You will deal with weather, raiders, animals, food shortages, power shortages, etc. The game essentially tries to kill you.
There are 3 "story tellers" that determine what happens to you; standard, slow build, and random are their quirks. You can also set the overall difficulty between 6 tiers I believe.
You have control over where you start (which biome) each with different resources. Mountain areas have lots of stone/iron, forests have tons of wood, plains have wood and berries, deserts are hot and barren, ice sheets are barren and cold.
You will start with basic knowledge based around the starting type you chose, you can then research new things to make life easier. Such as starting with the ability to make shivs, then learning to make bows, then learning to make swords (similar with guns).
The "goal" is to build a space craft to escape the planet. However, majority of the players dont even go for that and just keep playing.
You can interact with other factions in both positive, negative and neutral ways. They will ask for trades and offer rewards, they will send traders, and they will also send raiders.
You can never be truly safe, as the game with throw sticks into all your spokes. Strong defense of turrets? Raid during a solar flare. Walls protecting your base? Sappers blow them up. Plenty of food being grown? Cold snap kills the plants.
EDIT: If you decide to try it, I say play vanilla a while to get the hang of it, then consider looking at mods. I personally do not care for mods in most games, but RimWorld really has a strong set of mod creators. There are a number of mods that make an enjoyable game even more enjoyable.
Were also close* to full release, with a pretty sizable patch on the horizon.

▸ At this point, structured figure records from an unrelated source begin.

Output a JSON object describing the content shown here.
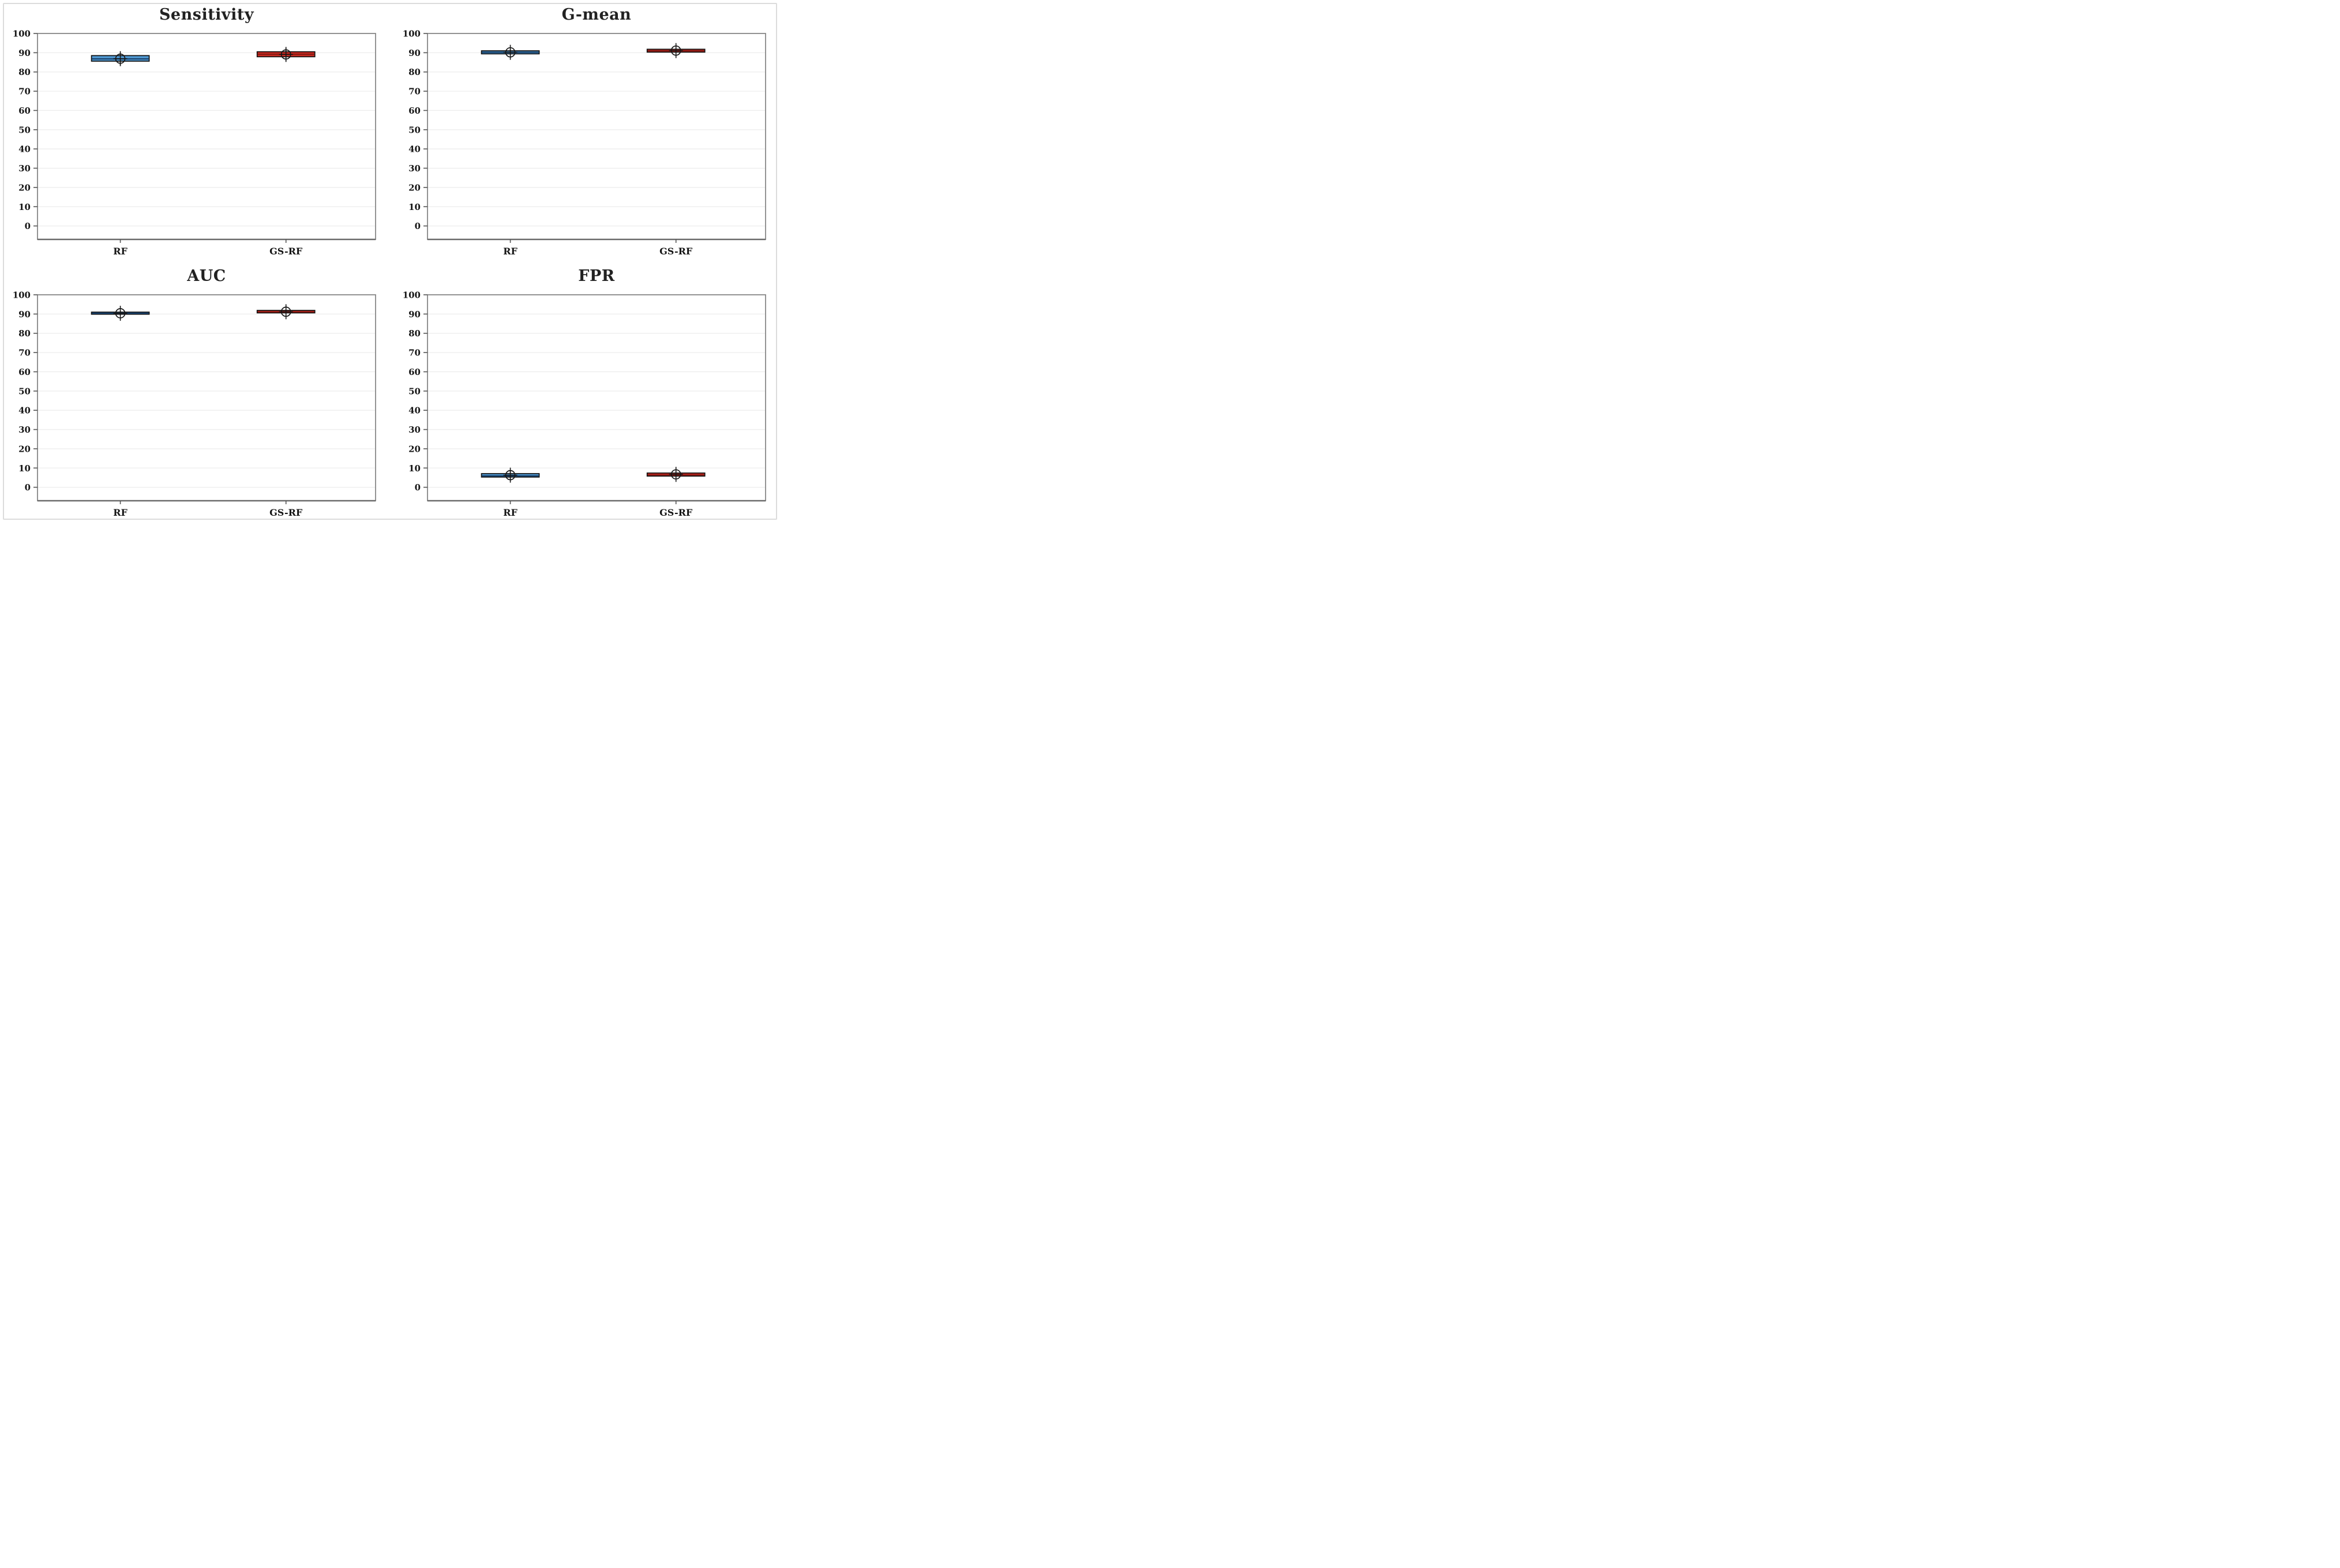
{
  "figure": {
    "background": "#ffffff",
    "outer_border_color": "#dcdcdc"
  },
  "axis": {
    "ylim": [
      0,
      100
    ],
    "y_tick_step": 10,
    "y_tick_labels": [
      "100",
      "90",
      "80",
      "70",
      "60",
      "50",
      "40",
      "30",
      "20",
      "10",
      "0"
    ],
    "grid": true,
    "gridline_color": "#ededed",
    "frame_color": "#878787",
    "bottom_axis_color": "#6a6a6a",
    "tick_color": "#555555",
    "whisker_color": "#161616",
    "box_border_color": "#111111",
    "mean_marker": "circle-plus",
    "legend": "none"
  },
  "chart_data": [
    {
      "type": "box",
      "title": "Sensitivity",
      "categories": [
        "RF",
        "GS-RF"
      ],
      "ylim": [
        0,
        100
      ],
      "series": [
        {
          "name": "RF",
          "fill": "#4f97d0",
          "median_color": "#17406b",
          "whisker_low": 83.5,
          "q1": 85.6,
          "median": 86.8,
          "q3": 88.5,
          "whisker_high": 89.8,
          "mean": 86.9
        },
        {
          "name": "GS-RF",
          "fill": "#ce2a21",
          "median_color": "#871812",
          "whisker_low": 85.4,
          "q1": 87.9,
          "median": 89.2,
          "q3": 90.5,
          "whisker_high": 92.4,
          "mean": 89.1
        }
      ]
    },
    {
      "type": "box",
      "title": "G-mean",
      "categories": [
        "RF",
        "GS-RF"
      ],
      "ylim": [
        0,
        100
      ],
      "series": [
        {
          "name": "RF",
          "fill": "#4f97d0",
          "median_color": "#17406b",
          "whisker_low": 88.8,
          "q1": 89.4,
          "median": 90.2,
          "q3": 91.0,
          "whisker_high": 91.8,
          "mean": 90.2
        },
        {
          "name": "GS-RF",
          "fill": "#ce2a21",
          "median_color": "#871812",
          "whisker_low": 89.7,
          "q1": 90.3,
          "median": 91.0,
          "q3": 91.8,
          "whisker_high": 92.5,
          "mean": 91.1
        }
      ]
    },
    {
      "type": "box",
      "title": "AUC",
      "categories": [
        "RF",
        "GS-RF"
      ],
      "ylim": [
        0,
        100
      ],
      "series": [
        {
          "name": "RF",
          "fill": "#4f97d0",
          "median_color": "#17406b",
          "whisker_low": 89.4,
          "q1": 89.9,
          "median": 90.4,
          "q3": 91.0,
          "whisker_high": 91.7,
          "mean": 90.4
        },
        {
          "name": "GS-RF",
          "fill": "#ce2a21",
          "median_color": "#871812",
          "whisker_low": 90.1,
          "q1": 90.6,
          "median": 91.1,
          "q3": 91.9,
          "whisker_high": 92.5,
          "mean": 91.2
        }
      ]
    },
    {
      "type": "box",
      "title": "FPR",
      "categories": [
        "RF",
        "GS-RF"
      ],
      "ylim": [
        0,
        100
      ],
      "series": [
        {
          "name": "RF",
          "fill": "#4f97d0",
          "median_color": "#17406b",
          "whisker_low": 4.4,
          "q1": 5.3,
          "median": 5.9,
          "q3": 7.1,
          "whisker_high": 8.4,
          "mean": 6.3
        },
        {
          "name": "GS-RF",
          "fill": "#ce2a21",
          "median_color": "#871812",
          "whisker_low": 5.0,
          "q1": 5.8,
          "median": 6.4,
          "q3": 7.4,
          "whisker_high": 8.6,
          "mean": 6.7
        }
      ]
    }
  ]
}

https://www.youtube.com/watch?v=Rj2o3YwlpaI&list=PLj_Goi54wf0d_XCoWEEQyK8XZaaY_LsS2
You control a variety of colonists (with various skills) who, for some reason (depending on the scenario), are on this Rimworld with a certain amount of starting supplies, but no shelter. You generally won't be controlling your colonists directly (except in combat), but you control them by managing work priorities, jobs and zones.
Work Priorities decide who does what. A colonist will basically run down the list of work types according to priorities you set, and whatever "job" has been assigned and has the highest priority for that pawn is what it decides to do.

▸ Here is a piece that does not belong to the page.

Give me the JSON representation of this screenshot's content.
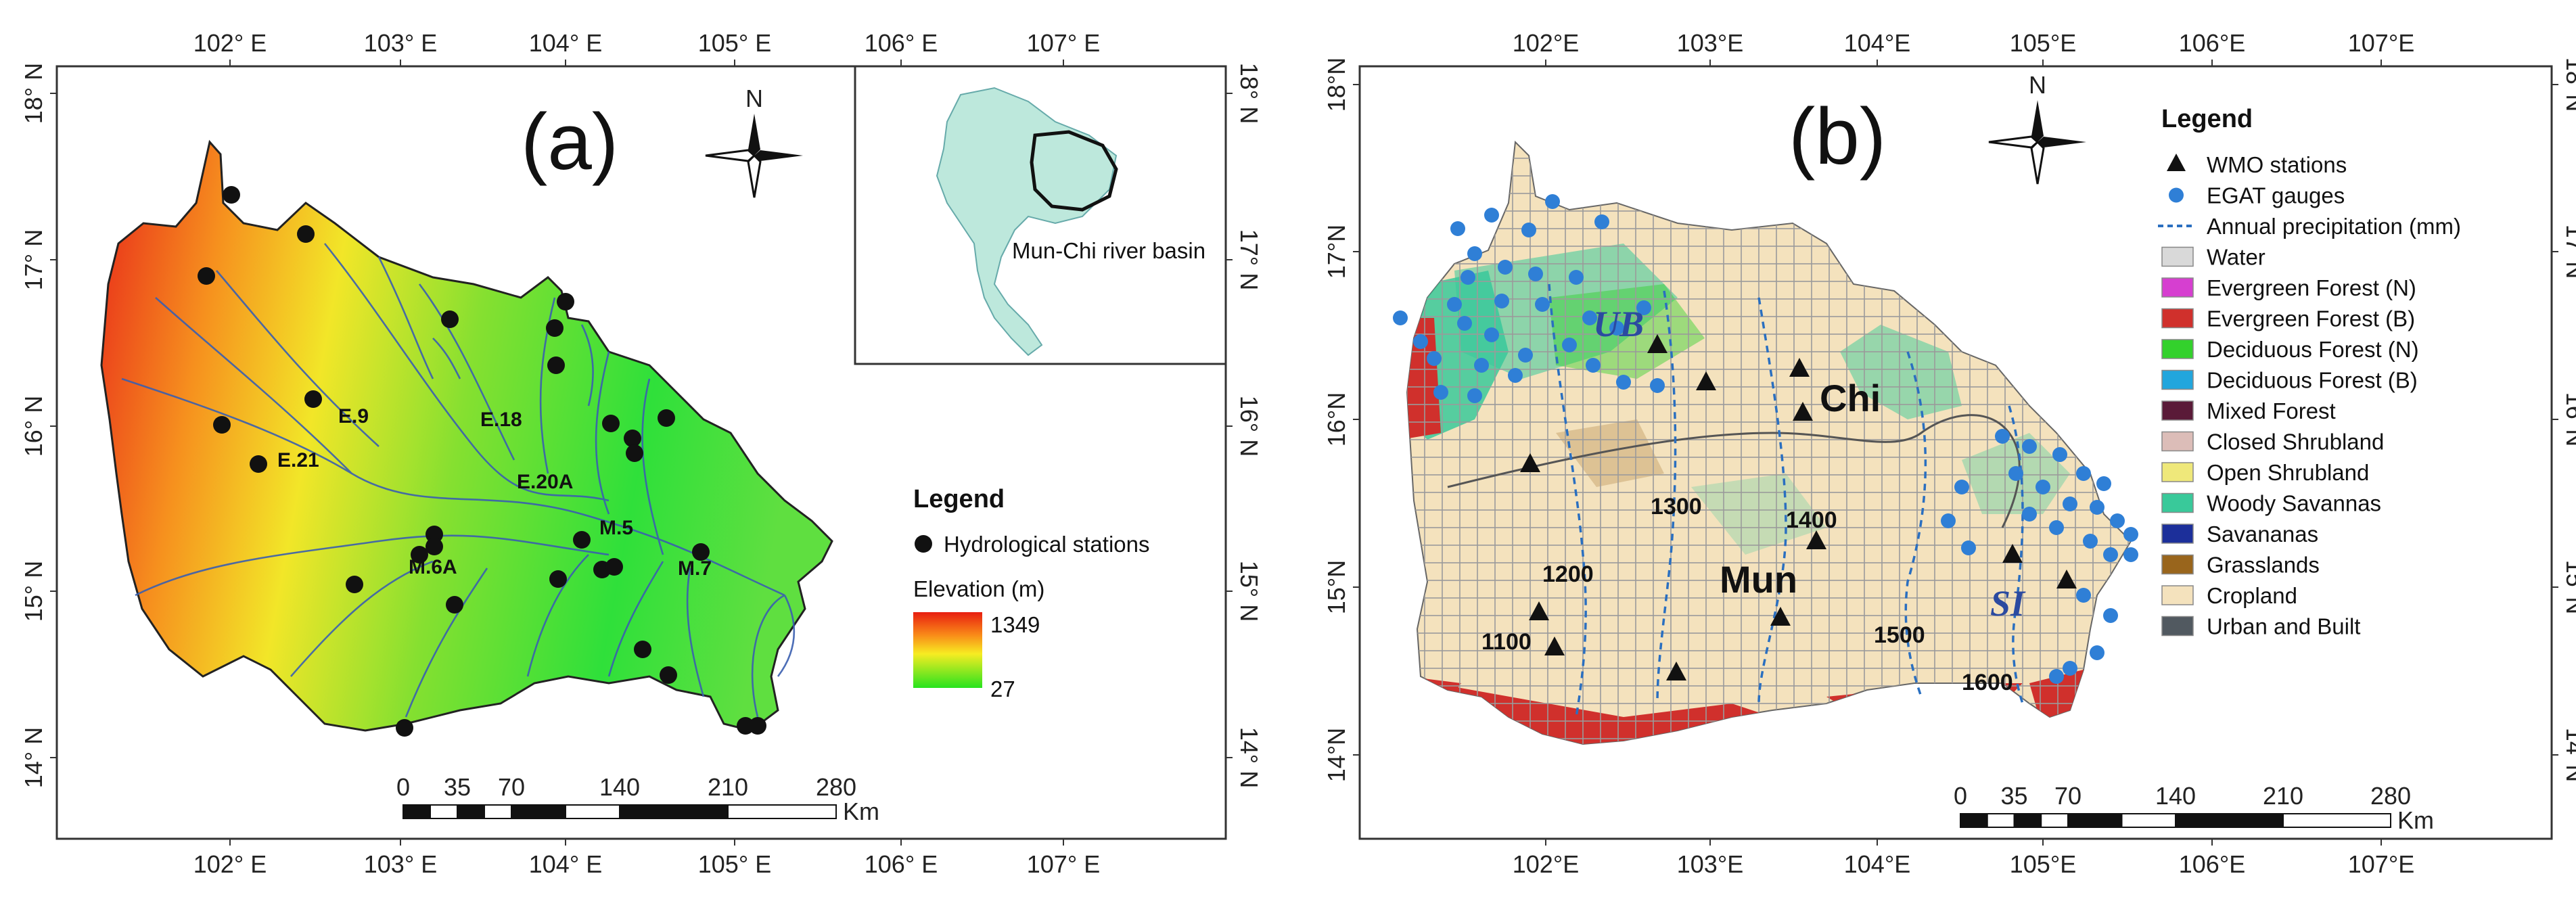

You assign jobs by either placing blueprints or by using various tools: for example, the "Cut Trees" tool allows you to designate which trees should be cut to turn them into resources.
Zones determine where certain activities take place. Growing zones tell pawns where they should grow what, while more general "zones" are ways to designate where colonists will or will not go.

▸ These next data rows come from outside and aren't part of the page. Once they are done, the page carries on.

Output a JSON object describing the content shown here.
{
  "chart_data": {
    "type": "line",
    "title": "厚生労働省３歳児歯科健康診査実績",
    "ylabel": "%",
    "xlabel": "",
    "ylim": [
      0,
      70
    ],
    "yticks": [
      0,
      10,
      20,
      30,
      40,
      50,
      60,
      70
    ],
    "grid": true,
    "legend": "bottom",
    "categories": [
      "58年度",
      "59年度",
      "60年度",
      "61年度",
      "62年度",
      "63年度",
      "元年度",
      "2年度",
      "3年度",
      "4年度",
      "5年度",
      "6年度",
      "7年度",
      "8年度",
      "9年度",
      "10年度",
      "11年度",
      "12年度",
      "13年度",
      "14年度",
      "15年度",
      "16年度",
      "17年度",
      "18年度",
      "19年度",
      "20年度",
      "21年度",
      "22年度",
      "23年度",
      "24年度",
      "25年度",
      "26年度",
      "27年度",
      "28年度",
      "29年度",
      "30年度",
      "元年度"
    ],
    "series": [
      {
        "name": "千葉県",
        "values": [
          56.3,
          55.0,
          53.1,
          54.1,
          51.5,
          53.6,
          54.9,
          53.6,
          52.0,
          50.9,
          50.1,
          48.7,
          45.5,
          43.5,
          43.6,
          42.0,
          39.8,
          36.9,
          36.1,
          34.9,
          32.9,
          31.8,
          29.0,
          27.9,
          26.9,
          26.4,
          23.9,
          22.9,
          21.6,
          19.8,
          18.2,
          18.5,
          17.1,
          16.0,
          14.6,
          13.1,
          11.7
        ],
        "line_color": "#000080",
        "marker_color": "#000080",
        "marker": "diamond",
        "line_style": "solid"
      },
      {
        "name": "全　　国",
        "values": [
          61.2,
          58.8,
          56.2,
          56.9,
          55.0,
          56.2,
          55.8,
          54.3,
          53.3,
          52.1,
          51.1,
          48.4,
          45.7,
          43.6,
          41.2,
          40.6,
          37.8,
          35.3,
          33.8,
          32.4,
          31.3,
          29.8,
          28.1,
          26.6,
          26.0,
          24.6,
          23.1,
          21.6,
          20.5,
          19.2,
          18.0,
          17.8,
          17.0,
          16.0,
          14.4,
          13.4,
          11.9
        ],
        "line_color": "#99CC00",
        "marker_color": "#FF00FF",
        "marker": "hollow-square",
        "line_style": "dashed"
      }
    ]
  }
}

You use various resources to build objects, whether workstations (where certain types of work take place, like crafting/cooking), or structures like walls (which enclose areas as "rooms," giving various modifiers).
If you want a TLDR: it's Dwarf Fortress-lite, sans beards.
They need to build shelter, get food, clothing, start developing some essentials, take care of themselves, fight hostile wildlife and even other colonists, deal with pirates, manufacture their own weapons, devices, clothing, power armor... All so that they might one day be able to build or find a spaceship to escape the planet.
There are difficulty levels as well as different "Storytellers" that determine the sorts of events and frequency of them that you'll be faced with.
You'll have to plan out your base, farm if you can, gather energy for electricity, find new colonists to invite to your colony, repel pirates and rival faction attacks, tame animals and harvest them, hunt, go on trade missions, rescue missions, destroy settlement missions, build defenses, research new technologies, trade with other factions, even pirates, repel invading aliens, defeat insect hordes, run from or defeat mad animal attacks and, of course, try to do all of this while ensuring the colonists don't go crazy and try to kill each other.
If you like building/simulation/crafting/exploration games, you'll like this one. It's got pretty good depth and the replayability potential is built-in, guarranteeing every game will be dramatically different from the previous one.